Les prix unitaires dans le cadre d’un appel d’offres public : l’état de la jurisprudence

1 avril 2020 | Antoine Gamache | Montréal

Il n’est pas rare que les documents contractuels gouvernant un appel d’offres public contiennent des clauses encadrant les prix unitaires qui peuvent être offerts par les soumissionnaires. Par exemple, il est fréquent que les donneurs d’ouvrage exigent que les prix au bordereau de soumission soient commercialement raisonnables ou encore que ceux-ci ne soient pas débalancés. Les raisons pour lesquelles le donneur d’ouvrage préfère ajouter une telle clause au devis dépendent des circonstances propres à chaque projet, mais l’une des raisons est que si l’adjudicataire du contrat décide de se prévaloir de la clause de modification et ainsi apporter des changements au contrat, il est possible d’avancer que le fait que les prix au bordereau soient commercialement raisonnables permet d’éviter certains litiges entre l’entrepreneur et le donneur d’ouvrage.

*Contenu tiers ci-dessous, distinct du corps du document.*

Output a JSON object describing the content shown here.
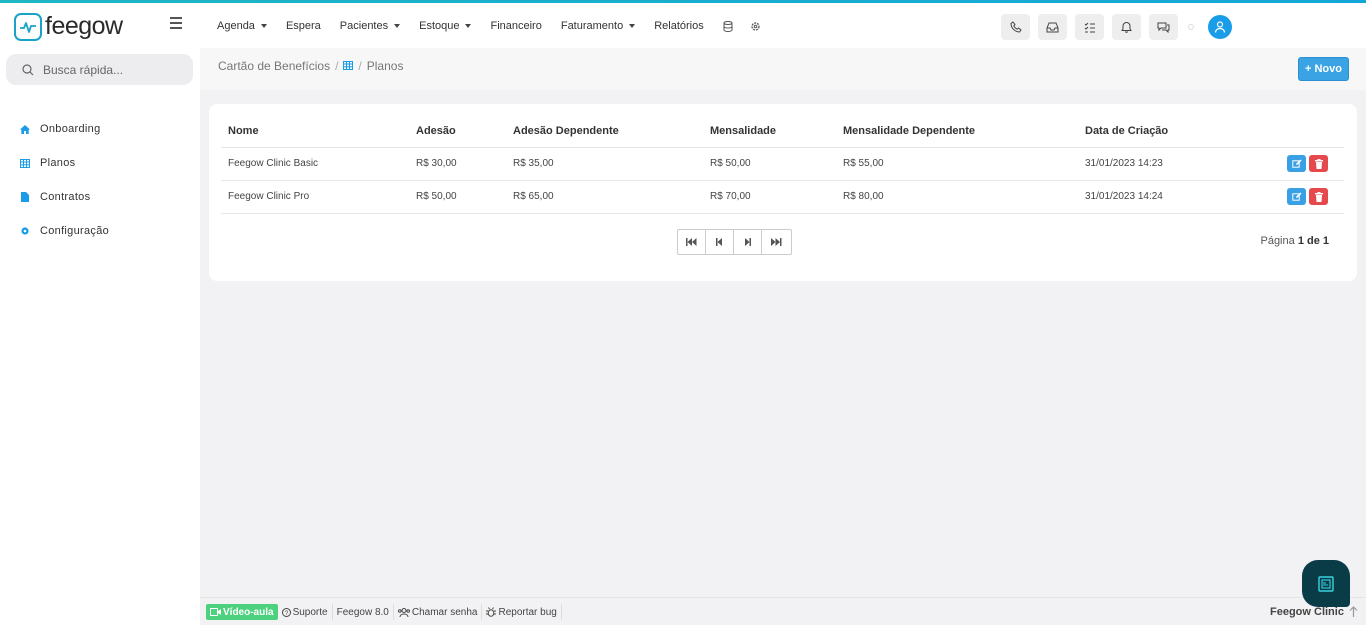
{
  "app": {
    "name": "feegow"
  },
  "nav": {
    "items": [
      {
        "label": "Agenda",
        "caret": true
      },
      {
        "label": "Espera",
        "caret": false
      },
      {
        "label": "Pacientes",
        "caret": true
      },
      {
        "label": "Estoque",
        "caret": true
      },
      {
        "label": "Financeiro",
        "caret": false
      },
      {
        "label": "Faturamento",
        "caret": true
      },
      {
        "label": "Relatórios",
        "caret": false
      }
    ]
  },
  "sidebar": {
    "search_placeholder": "Busca rápida...",
    "items": [
      {
        "label": "Onboarding",
        "icon": "home-icon"
      },
      {
        "label": "Planos",
        "icon": "table-icon"
      },
      {
        "label": "Contratos",
        "icon": "file-icon"
      },
      {
        "label": "Configuração",
        "icon": "gear-icon"
      }
    ]
  },
  "breadcrumb": {
    "root": "Cartão de Benefícios",
    "sep": "/",
    "current": "Planos"
  },
  "toolbar": {
    "new_label": "+ Novo"
  },
  "table": {
    "columns": [
      "Nome",
      "Adesão",
      "Adesão Dependente",
      "Mensalidade",
      "Mensalidade Dependente",
      "Data de Criação",
      ""
    ],
    "rows": [
      [
        "Feegow Clinic Basic",
        "R$ 30,00",
        "R$ 35,00",
        "R$ 50,00",
        "R$ 55,00",
        "31/01/2023 14:23"
      ],
      [
        "Feegow Clinic Pro",
        "R$ 50,00",
        "R$ 65,00",
        "R$ 70,00",
        "R$ 80,00",
        "31/01/2023 14:24"
      ]
    ]
  },
  "pagination": {
    "prefix": "Página",
    "current": "1 de 1"
  },
  "footer": {
    "video": "Vídeo-aula",
    "support": "Suporte",
    "version": "Feegow 8.0",
    "call": "Chamar senha",
    "bug": "Reportar bug",
    "right": "Feegow Clinic"
  },
  "colors": {
    "accent": "#1a9de8",
    "danger": "#e5484d",
    "success": "#4cd17e",
    "brand": "#18a2c8"
  }
}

En effet, si l’entrepreneur soumet un prix manifestement plus bas que ce qu’il en coûte réellement pour l’exécution d’une certaine portion des travaux dans le but de soumettre un prix plus concurrentiel et que la quantité à réaliser pour ces travaux augmentent, le soumissionnaire pourrait rapidement se retrouver dans une situation où le contrat s’exécute à perte.

Ces clauses encadrant les prix unitaires soumis peuvent cependant faire en sorte que l’entrepreneur se retrouve face à un dilemme lors de la préparation de sa soumission si les quantités estimées dans les documents d’appel d’offres sont manifestement inexactes. C’est ce qui s’est produit dans l’affaire Municipalité de Piedmont c. Uniroc Construction inc. dans laquelle la Cour d’appel du Québec vient récemment de rendre sa décision.[1]

Les faits

En mai 2014, la Municipalité de Piedmont (« Piedmont ») lance un appel d’offres pour le remplacement de conduites d’aqueduc ainsi que le remplacement de la chaussée sur une partie de son territoire. Piedmont bénéficie des services de la firme Beaudoin Hurens inc. (« BH ») afin de préparer les documents d’appel d’offres.

Les documents d’appel d’offres prévoient que des prix unitaires doivent être soumis et ils contiennent une clause à l’effet que « [l]’Entrepreneur est tenu de fournir un prix raisonnable pour l’excavation du roc (prix réel) et dans le cas contraire, sa soumission pourrait être rejetée. »

Dans le cadre de l’exécution des travaux, il est prévu que des travaux de forage et de dynamitage du roc doivent être effectués. Afin d’orienter les soumissionnaires dans la préparation de leur soumission, les documents d’appel d’offres indiquent que la quantité totale de roc est estimée à 8 700 m3.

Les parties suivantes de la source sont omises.